Grâce soit rendue à Me. Sergio Tomo, avocat de la défense équato-guinéen, dont les plaidoiries ont tout le long du procès eu la vertu de sortir la salle de sa torpeur. « La France a eu un grand président, appelé François Mitterrand. Il a eu un conseiller pour l’Afrique, appelé Jean-Christophe Mitterrand, qu’en Afrique on appelait Papamadi, a-t-il malicieusement développé. Et le président Chirac a eu comme conseiller de communication Claude Chirac, sa fille. L’Afrique n’a pas besoin de leçons. » Il s’est, comme à son habitude, fendu d’un proverbe africain. On se souvient avec émotion de celui de sa première plaidoirie, « si le crabe ne peut pas danser, c’est parce qu’il a trop de pattes. C’est le problème de maître Bourdon, il a trop de pattes », lorsque l’avocat de Transparency International semblait se disperser.
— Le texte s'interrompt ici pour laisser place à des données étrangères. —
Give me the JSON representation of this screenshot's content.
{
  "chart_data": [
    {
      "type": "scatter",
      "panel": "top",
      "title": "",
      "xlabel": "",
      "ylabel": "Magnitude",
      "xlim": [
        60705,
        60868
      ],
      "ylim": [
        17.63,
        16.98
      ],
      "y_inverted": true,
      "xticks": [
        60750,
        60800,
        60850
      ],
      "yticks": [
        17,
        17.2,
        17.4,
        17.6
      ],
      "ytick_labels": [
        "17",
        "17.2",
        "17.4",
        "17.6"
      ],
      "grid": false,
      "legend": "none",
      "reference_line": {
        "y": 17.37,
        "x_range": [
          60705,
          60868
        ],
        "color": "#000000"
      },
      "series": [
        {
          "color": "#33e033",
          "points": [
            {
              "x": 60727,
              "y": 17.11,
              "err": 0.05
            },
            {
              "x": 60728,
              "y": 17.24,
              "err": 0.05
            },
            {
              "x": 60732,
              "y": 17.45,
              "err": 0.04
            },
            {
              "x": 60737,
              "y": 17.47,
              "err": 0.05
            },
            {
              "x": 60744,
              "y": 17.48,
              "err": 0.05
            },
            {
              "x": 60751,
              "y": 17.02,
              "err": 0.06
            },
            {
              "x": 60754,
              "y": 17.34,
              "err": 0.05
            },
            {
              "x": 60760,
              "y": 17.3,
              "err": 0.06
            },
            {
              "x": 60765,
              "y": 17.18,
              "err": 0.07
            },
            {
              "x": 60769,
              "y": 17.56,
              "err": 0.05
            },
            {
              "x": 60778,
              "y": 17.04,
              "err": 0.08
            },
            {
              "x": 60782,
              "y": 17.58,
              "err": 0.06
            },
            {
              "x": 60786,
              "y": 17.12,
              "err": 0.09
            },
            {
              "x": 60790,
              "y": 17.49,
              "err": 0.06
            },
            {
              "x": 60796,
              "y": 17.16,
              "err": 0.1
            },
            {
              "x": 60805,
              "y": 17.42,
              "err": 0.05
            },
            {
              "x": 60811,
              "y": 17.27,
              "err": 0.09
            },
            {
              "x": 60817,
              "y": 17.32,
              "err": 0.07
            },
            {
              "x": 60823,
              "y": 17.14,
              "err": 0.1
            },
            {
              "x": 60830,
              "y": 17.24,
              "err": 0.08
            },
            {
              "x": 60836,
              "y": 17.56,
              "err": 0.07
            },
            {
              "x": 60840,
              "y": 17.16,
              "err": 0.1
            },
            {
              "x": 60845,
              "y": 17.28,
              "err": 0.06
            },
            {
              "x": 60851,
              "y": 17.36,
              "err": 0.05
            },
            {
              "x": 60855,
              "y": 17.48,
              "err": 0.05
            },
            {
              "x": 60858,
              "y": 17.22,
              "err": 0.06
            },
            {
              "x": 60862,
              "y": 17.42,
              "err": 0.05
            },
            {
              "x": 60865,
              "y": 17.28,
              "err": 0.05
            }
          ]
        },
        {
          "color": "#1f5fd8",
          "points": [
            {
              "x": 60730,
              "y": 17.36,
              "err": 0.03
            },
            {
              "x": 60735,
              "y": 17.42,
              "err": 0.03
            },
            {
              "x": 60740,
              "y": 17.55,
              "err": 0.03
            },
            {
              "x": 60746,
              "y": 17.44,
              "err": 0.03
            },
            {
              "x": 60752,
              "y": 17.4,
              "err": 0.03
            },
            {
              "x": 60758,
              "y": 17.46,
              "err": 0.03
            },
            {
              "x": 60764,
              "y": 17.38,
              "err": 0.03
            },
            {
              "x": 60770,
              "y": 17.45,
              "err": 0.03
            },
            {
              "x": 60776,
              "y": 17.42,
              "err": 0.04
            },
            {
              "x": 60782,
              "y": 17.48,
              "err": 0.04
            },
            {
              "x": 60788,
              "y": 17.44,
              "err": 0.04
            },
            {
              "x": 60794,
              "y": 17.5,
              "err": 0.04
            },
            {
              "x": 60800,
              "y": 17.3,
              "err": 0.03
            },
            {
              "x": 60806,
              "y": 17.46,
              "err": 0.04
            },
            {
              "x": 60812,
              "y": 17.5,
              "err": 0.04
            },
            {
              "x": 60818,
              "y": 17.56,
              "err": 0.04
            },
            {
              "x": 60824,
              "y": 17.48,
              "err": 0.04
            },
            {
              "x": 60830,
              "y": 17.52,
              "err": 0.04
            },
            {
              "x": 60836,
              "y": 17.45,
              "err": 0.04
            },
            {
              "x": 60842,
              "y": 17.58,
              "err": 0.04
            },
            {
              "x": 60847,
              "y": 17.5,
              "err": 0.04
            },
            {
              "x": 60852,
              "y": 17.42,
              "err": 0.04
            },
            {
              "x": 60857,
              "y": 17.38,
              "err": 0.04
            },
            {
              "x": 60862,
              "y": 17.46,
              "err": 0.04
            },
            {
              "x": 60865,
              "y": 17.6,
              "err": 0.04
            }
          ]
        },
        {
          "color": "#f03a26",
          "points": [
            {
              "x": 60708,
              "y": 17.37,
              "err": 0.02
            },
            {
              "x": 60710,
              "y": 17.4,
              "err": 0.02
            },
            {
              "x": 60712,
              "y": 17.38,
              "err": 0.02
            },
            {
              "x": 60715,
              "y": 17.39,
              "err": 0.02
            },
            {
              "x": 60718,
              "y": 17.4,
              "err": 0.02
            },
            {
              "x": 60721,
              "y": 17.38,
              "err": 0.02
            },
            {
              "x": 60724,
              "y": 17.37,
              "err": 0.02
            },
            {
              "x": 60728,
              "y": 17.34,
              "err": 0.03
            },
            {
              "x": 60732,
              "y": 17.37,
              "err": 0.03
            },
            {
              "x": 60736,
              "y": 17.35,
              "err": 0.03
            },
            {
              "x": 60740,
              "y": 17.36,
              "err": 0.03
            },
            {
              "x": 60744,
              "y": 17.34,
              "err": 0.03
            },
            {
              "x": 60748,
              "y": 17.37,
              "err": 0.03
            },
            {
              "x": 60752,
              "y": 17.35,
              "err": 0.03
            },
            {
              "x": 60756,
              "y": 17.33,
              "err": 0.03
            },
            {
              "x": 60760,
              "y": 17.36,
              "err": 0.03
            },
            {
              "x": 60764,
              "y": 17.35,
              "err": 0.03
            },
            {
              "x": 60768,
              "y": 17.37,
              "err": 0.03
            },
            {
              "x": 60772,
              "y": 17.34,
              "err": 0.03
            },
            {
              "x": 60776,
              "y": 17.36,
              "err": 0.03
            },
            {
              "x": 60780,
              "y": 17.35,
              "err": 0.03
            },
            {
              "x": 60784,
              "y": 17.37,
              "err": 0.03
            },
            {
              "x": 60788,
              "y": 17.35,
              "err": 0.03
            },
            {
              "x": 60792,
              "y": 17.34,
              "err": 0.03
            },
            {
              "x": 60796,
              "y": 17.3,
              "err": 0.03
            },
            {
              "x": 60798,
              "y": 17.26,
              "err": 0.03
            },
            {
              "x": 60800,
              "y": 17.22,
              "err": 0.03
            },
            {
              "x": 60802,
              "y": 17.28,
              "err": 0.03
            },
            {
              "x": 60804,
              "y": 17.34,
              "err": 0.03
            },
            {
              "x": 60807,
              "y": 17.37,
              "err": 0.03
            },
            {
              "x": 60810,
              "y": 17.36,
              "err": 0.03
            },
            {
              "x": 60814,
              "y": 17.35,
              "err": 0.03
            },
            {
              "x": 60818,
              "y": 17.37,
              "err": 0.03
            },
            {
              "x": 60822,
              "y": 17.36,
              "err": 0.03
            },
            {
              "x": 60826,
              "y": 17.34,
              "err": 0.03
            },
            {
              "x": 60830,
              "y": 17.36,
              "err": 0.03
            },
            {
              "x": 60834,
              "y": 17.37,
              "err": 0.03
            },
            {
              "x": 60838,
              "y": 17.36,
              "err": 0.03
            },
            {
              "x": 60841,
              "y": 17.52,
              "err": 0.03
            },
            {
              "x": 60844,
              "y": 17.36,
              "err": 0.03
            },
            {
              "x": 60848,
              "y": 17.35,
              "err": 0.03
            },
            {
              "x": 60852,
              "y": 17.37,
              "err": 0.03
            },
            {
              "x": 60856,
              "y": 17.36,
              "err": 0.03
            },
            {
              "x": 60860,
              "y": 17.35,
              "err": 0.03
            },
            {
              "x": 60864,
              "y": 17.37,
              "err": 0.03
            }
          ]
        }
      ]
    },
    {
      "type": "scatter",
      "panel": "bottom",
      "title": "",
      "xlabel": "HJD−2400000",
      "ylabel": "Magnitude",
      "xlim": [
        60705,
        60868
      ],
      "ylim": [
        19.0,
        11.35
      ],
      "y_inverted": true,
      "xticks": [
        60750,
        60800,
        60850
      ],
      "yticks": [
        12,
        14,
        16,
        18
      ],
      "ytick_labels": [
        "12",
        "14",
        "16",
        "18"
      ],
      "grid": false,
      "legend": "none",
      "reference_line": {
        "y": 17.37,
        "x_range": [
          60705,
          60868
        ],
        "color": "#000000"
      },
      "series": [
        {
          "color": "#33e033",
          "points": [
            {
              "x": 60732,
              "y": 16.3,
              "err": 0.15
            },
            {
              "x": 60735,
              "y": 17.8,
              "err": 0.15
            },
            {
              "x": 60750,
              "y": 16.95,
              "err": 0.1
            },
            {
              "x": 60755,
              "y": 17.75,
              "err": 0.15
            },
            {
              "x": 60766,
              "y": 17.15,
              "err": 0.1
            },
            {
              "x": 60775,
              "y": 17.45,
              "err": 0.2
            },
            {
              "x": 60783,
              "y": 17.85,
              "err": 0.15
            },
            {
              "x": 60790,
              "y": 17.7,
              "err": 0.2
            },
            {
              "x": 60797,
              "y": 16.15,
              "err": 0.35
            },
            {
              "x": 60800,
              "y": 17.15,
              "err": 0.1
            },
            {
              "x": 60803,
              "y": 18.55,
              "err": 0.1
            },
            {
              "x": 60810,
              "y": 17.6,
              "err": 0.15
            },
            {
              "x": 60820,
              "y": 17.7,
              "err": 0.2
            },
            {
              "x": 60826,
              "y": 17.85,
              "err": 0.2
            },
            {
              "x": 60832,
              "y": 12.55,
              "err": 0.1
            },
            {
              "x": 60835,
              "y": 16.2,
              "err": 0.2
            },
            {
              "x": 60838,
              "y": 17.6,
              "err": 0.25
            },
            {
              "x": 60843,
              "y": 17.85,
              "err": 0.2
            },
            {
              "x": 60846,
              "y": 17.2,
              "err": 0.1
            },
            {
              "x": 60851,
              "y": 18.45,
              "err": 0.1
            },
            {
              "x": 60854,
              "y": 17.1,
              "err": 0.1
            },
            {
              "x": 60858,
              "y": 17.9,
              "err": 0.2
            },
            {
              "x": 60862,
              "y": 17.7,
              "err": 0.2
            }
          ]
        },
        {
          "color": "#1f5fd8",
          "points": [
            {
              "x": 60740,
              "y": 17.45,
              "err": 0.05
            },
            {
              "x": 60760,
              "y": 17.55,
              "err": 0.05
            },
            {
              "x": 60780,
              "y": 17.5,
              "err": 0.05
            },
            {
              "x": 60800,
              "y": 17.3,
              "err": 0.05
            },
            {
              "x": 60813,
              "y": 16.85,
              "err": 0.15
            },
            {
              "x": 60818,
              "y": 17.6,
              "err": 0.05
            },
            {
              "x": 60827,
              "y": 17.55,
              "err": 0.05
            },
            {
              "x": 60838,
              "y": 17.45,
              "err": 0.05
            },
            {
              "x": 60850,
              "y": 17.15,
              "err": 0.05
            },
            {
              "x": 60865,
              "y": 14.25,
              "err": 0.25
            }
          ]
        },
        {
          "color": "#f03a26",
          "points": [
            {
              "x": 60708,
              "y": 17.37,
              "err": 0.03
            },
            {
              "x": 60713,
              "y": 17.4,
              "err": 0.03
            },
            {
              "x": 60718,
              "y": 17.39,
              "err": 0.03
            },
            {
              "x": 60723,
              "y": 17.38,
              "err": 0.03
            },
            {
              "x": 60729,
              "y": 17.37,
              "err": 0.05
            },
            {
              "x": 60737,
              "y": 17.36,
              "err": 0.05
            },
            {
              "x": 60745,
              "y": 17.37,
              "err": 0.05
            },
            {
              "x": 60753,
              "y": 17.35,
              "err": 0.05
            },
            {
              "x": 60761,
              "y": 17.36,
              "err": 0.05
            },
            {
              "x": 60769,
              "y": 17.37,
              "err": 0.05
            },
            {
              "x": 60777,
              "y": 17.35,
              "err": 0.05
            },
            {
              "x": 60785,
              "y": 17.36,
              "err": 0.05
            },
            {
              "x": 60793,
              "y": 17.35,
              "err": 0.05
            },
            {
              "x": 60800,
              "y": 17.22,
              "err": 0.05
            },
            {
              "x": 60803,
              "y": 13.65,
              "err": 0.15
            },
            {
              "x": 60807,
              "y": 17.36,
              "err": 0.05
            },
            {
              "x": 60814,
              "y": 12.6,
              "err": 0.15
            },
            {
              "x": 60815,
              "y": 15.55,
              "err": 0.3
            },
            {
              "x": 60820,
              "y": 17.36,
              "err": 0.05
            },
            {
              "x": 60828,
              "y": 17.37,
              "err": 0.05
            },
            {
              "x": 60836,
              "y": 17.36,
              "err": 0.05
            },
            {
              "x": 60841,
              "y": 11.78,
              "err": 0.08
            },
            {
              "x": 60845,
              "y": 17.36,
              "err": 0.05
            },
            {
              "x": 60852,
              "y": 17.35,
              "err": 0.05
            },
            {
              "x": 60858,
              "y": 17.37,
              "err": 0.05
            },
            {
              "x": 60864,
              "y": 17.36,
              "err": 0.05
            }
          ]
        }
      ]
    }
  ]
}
Cette fois, il en a choisi un de l’ethnie fang : « Trop de revenants dans un rêve gâtent le rêve. » Parmi ces revenants, les représentants des 19 partis d’opposition de la Cored, la Société générale, par laquelle l’argent a transité, mais qui n’est pas mise en cause. Et enfin, la compétence de la France à « caractériser cette affaire. » « Riche politiquement, mais pauvre juridiquement », juge-t-il…

Ultime péripétie

Dehors, Luis Acogo Nchama, trésorier du Parti du progrès, l’un des partis d’opposition représentés par la Cored, petit homme rond soufflant dans son costume, s’est assis, pour prendre l’air, près des escaliers de la sortie. Il sourit : « Pour Teodorin, ne plus pouvoir passer par la France, c’est la mort ! Il a été élevé ici, il a vécu avec la jet-set. Et puis il y a des procès en Suisse, en Espagne, l’étau se resserre. Même si le véritable criminel, c’est son père. » Me Bourdon, s’adressant au tribunal, n’avait pas mâché ses mots : « Ce procès est historique, votre jugement sera très attendu en Afrique et ailleurs, il sera l’honneur de la justice française. » Marsigny s’était amusé : « Votre décision participerait de la création d’un nouvel ordre mondial ni plus ni moins… » Ce qui est sûr, c’est que l’on n’a pas fini d’entendre parler des biens mal acquis : dernière péripétie en date, Teodoro Obiang, le père du prévenu et président de la Guinée équatoriale, a annoncé qu’il porterait plainte, avec les présidents gabonais Bongo et congolais Sassou Nguesso, eux aussi concernés, contre Transparency International. Le verdict du tribunal correctionnel de Paris pour le volet équato-guinéen, qui doit tomber le 27 octobre, marquera sans doute une étape décisive, mais pas finale, à l’affaire.